Innanzitutto con una applicazione a 360 gradi di metodi di prevenzione assoluta. La Regione Campania deve essere una casa di vetro. Se oggi aprite il sito della Campania non siete in grado di capire niente. Porteremo un metodo di lavoro che abbiamo utilizzato a Salerno: tutti gli atti devono essere pubblici. Secondo: semplificazione burocratica drastica.

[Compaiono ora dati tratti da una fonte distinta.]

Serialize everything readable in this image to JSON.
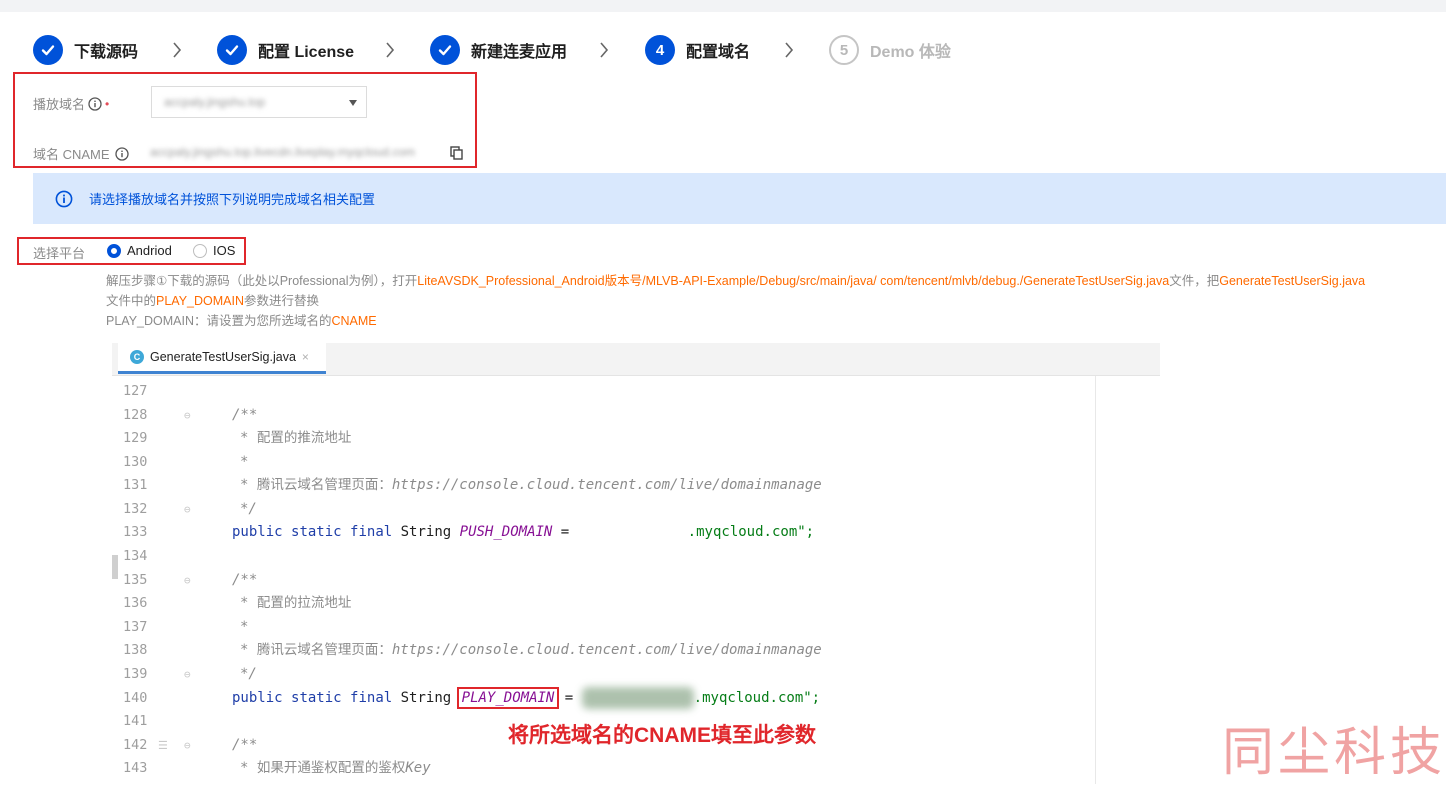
{
  "steps": [
    {
      "label": "下载源码",
      "state": "done",
      "icon": "check-icon"
    },
    {
      "label": "配置 License",
      "state": "done",
      "icon": "check-icon"
    },
    {
      "label": "新建连麦应用",
      "state": "done",
      "icon": "check-icon"
    },
    {
      "label": "配置域名",
      "state": "active",
      "number": "4"
    },
    {
      "label": "Demo 体验",
      "state": "todo",
      "number": "5"
    }
  ],
  "form": {
    "play_domain_label": "播放域名",
    "required_mark": "•",
    "play_domain_value": "accpaly.jingshu.top",
    "cname_label": "域名 CNAME",
    "cname_value": "accpaly.jingshu.top.livecdn.liveplay.myqcloud.com"
  },
  "banner": {
    "text": "请选择播放域名并按照下列说明完成域名相关配置"
  },
  "platform": {
    "label": "选择平台",
    "options": [
      {
        "label": "Andriod",
        "selected": true
      },
      {
        "label": "IOS",
        "selected": false
      }
    ]
  },
  "instructions": {
    "line1_prefix": "解压步骤①下载的源码（此处以Professional为例），打开",
    "line1_path": "LiteAVSDK_Professional_Android版本号/MLVB-API-Example/Debug/src/main/java/ com/tencent/mlvb/debug./GenerateTestUserSig.java",
    "line1_mid": "文件，把",
    "line1_file": "GenerateTestUserSig.java",
    "line2_prefix": "文件中的",
    "line2_param": "PLAY_DOMAIN",
    "line2_suffix": "参数进行替换",
    "line3_prefix": "PLAY_DOMAIN：请设置为您所选域名的",
    "line3_cname": "CNAME"
  },
  "ide": {
    "tab_icon": "C",
    "tab_name": "GenerateTestUserSig.java",
    "tab_close": "×",
    "lines": [
      {
        "n": "127",
        "text": ""
      },
      {
        "n": "128",
        "text": "/**"
      },
      {
        "n": "129",
        "text": " * 配置的推流地址"
      },
      {
        "n": "130",
        "text": " *"
      },
      {
        "n": "131",
        "text": " * 腾讯云域名管理页面：https://console.cloud.tencent.com/live/domainmanage"
      },
      {
        "n": "132",
        "text": " */"
      },
      {
        "n": "133",
        "text": "public static final String PUSH_DOMAIN = \".myqcloud.com\";"
      },
      {
        "n": "134",
        "text": ""
      },
      {
        "n": "135",
        "text": "/**"
      },
      {
        "n": "136",
        "text": " * 配置的拉流地址"
      },
      {
        "n": "137",
        "text": " *"
      },
      {
        "n": "138",
        "text": " * 腾讯云域名管理页面：https://console.cloud.tencent.com/live/domainmanage"
      },
      {
        "n": "139",
        "text": " */"
      },
      {
        "n": "140",
        "text": "public static final String PLAY_DOMAIN = \".myqcloud.com\";"
      },
      {
        "n": "141",
        "text": ""
      },
      {
        "n": "142",
        "text": "/**"
      },
      {
        "n": "143",
        "text": " * 如果开通鉴权配置的鉴权Key"
      }
    ],
    "kw": {
      "public": "public",
      "static": "static",
      "final": "final",
      "type": "String",
      "eq": "=",
      "str_suffix": ".myqcloud.com\";"
    },
    "comment_open": "/**",
    "comment_star": "*",
    "comment_close": "*/",
    "push_field": "PUSH_DOMAIN",
    "play_field": "PLAY_DOMAIN",
    "push_cn": "配置的推流地址",
    "pull_cn": "配置的拉流地址",
    "console_cn": "腾讯云域名管理页面：",
    "console_url": "https://console.cloud.tencent.com/live/domainmanage",
    "auth_cn": "如果开通鉴权配置的鉴权",
    "auth_key": "Key"
  },
  "annotation": "将所选域名的CNAME填至此参数",
  "watermark": "同尘科技",
  "colors": {
    "primary": "#0052d9",
    "annotation_red": "#e0262b",
    "highlight_orange": "#ff6a00",
    "banner_bg": "#d9e8fd"
  }
}
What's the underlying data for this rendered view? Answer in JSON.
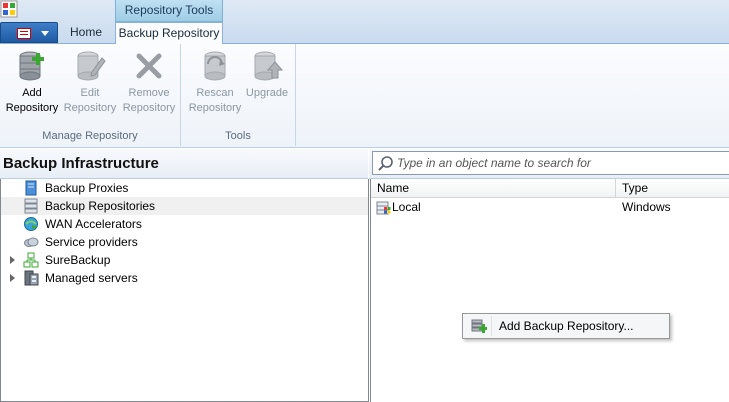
{
  "tabs": {
    "context_group": "Repository Tools",
    "home": "Home",
    "backup_repository": "Backup Repository"
  },
  "ribbon": {
    "manage_group": {
      "label": "Manage Repository",
      "add": {
        "line1": "Add",
        "line2": "Repository"
      },
      "edit": {
        "line1": "Edit",
        "line2": "Repository"
      },
      "remove": {
        "line1": "Remove",
        "line2": "Repository"
      }
    },
    "tools_group": {
      "label": "Tools",
      "rescan": {
        "line1": "Rescan",
        "line2": "Repository"
      },
      "upgrade": {
        "line1": "Upgrade"
      }
    }
  },
  "left_pane": {
    "title": "Backup Infrastructure",
    "items": [
      {
        "label": "Backup Proxies",
        "icon": "backup-proxy-icon"
      },
      {
        "label": "Backup Repositories",
        "icon": "backup-repository-icon"
      },
      {
        "label": "WAN Accelerators",
        "icon": "wan-accelerator-icon"
      },
      {
        "label": "Service providers",
        "icon": "cloud-icon"
      },
      {
        "label": "SureBackup",
        "icon": "surebackup-icon"
      },
      {
        "label": "Managed servers",
        "icon": "managed-servers-icon"
      }
    ]
  },
  "search": {
    "placeholder": "Type in an object name to search for"
  },
  "grid": {
    "columns": {
      "name": "Name",
      "type": "Type"
    },
    "rows": [
      {
        "name": "Local",
        "type": "Windows"
      }
    ]
  },
  "context_menu": {
    "add_backup_repository": "Add Backup Repository..."
  },
  "colors": {
    "accent_blue": "#1f5aa3",
    "tab_highlight": "#9fcde6",
    "add_green": "#3aa832",
    "disabled_text": "#8c96a3"
  }
}
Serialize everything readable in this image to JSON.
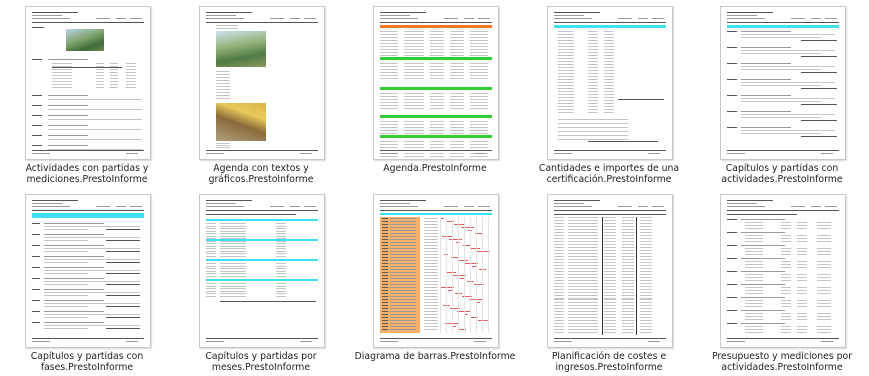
{
  "files": [
    {
      "line1": "Actividades con partidas y",
      "line2": "mediciones.PrestoInforme",
      "icon": "report-thumbnail-activities-icon"
    },
    {
      "line1": "Agenda con textos y",
      "line2": "gráficos.PrestoInforme",
      "icon": "report-thumbnail-agenda-graphics-icon"
    },
    {
      "line1": "Agenda.PrestoInforme",
      "line2": "",
      "icon": "report-thumbnail-agenda-icon"
    },
    {
      "line1": "Cantidades e importes de una",
      "line2": "certificación.PrestoInforme",
      "icon": "report-thumbnail-certification-icon"
    },
    {
      "line1": "Capítulos y partidas con",
      "line2": "actividades.PrestoInforme",
      "icon": "report-thumbnail-chapters-activities-icon"
    },
    {
      "line1": "Capítulos y partidas con",
      "line2": "fases.PrestoInforme",
      "icon": "report-thumbnail-chapters-phases-icon"
    },
    {
      "line1": "Capítulos y partidas por",
      "line2": "meses.PrestoInforme",
      "icon": "report-thumbnail-chapters-months-icon"
    },
    {
      "line1": "Diagrama de barras.PrestoInforme",
      "line2": "",
      "icon": "report-thumbnail-bar-chart-icon"
    },
    {
      "line1": "Planificación de costes e",
      "line2": "ingresos.PrestoInforme",
      "icon": "report-thumbnail-cost-planning-icon"
    },
    {
      "line1": "Presupuesto y mediciones por",
      "line2": "actividades.PrestoInforme",
      "icon": "report-thumbnail-budget-icon"
    }
  ],
  "colors": {
    "cyan_band": "#3fe0f0",
    "green_band": "#33cc33",
    "orange_band": "#f07a2a",
    "orange_fill": "#f5b06a",
    "caption_text": "#222222"
  }
}
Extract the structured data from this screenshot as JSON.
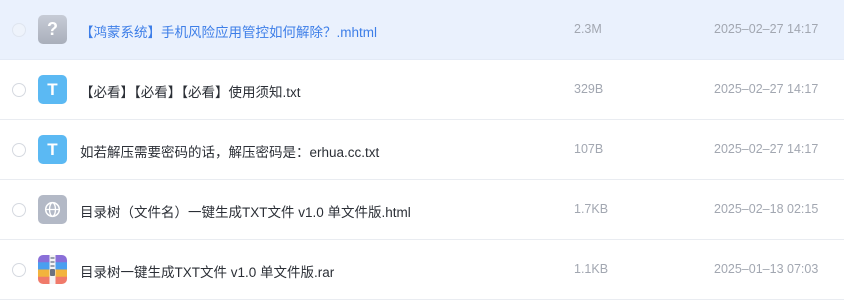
{
  "files": [
    {
      "name": "【鸿蒙系统】手机风险应用管控如何解除？.mhtml",
      "size": "2.3M",
      "date": "2025–02–27 14:17",
      "icon": "unknown-file-icon",
      "icon_glyph": "?",
      "selected_hover": true
    },
    {
      "name": "【必看】【必看】【必看】使用须知.txt",
      "size": "329B",
      "date": "2025–02–27 14:17",
      "icon": "txt-file-icon",
      "icon_glyph": "T"
    },
    {
      "name": "如若解压需要密码的话，解压密码是：erhua.cc.txt",
      "size": "107B",
      "date": "2025–02–27 14:17",
      "icon": "txt-file-icon",
      "icon_glyph": "T"
    },
    {
      "name": "目录树（文件名）一键生成TXT文件 v1.0 单文件版.html",
      "size": "1.7KB",
      "date": "2025–02–18 02:15",
      "icon": "web-file-icon"
    },
    {
      "name": "目录树一键生成TXT文件 v1.0 单文件版.rar",
      "size": "1.1KB",
      "date": "2025–01–13 07:03",
      "icon": "archive-file-icon"
    }
  ],
  "colors": {
    "hover_row_bg": "#eaf1fd",
    "hover_text": "#3d7ee8",
    "txt_icon": "#5bb9f3"
  }
}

La palude burocratica è una delle principali origini della corruzione in questo Paese. Poi ovviamente, occorre una classe dirigente di grande qualità. Non trova paradossale che, con tutta la canea che c’è stata sugli impresentabili, a Roma rimanga in piedi la giunta, nonostante siano finiti in carcere vari esponenti della maggioranza e del Pd? E che lo stesso Pd faccia muro?
No. Io penso che in questo Paese dobbiamo uscire dalla logica delle «ondate emotive». Alla fine delle quali rimane solo il fumo e le chiacchiere e nessuna decisione. Noi siamo nel pieno di un’ennesima «ondata emotiva». Io, intanto, sono per eliminare dal vocabolario politico la parola «impresentabili», che è un’altra idiozia tutta italiana, un’espressione che può essere usata da un giornalista e da un esponente politico. Chi sta nelle istituzioni deve bandire questo termine. Come farà a trasformare la Campania in una «grande Salerno», visto che il modello c’è ed è stato positivo?
A Salerno dico «combattiamo i cafoni perché dobbiamo essere civili», a Napoli dico «combattiamo il pulcinellismo, perché dobbiamo essere rigorosi». Punto. Per il resto Napoli per chiunque abbia senso della storia, oltre che avere un minimo di cultura, non può che essere una grande capitale mondiale e uno dei centri dell’umanesimo al mondo. Ha un tale patrimonio che non si può non amare questa città. Ma amarla significa anche correggere le deformazioni e le degenerazioni con estremo rigore.
Però siamo sempre lì. Salerno è una città di 130 mila abitanti. Come esportare un simile modello in una città con un milione di abitanti come Napoli o complicata come Caserta? Come si fa?
Non c’entra la dimensione: c’entra il metodo di lavoro. Metodo di lavoro per me significa innanzitutto essere uomini liberi, senza padroni e senza padrini. Dunque senza la camorra alle spalle, i padrini, e senza gruppi di potere ai quali dover rispondere, cioè i padroni.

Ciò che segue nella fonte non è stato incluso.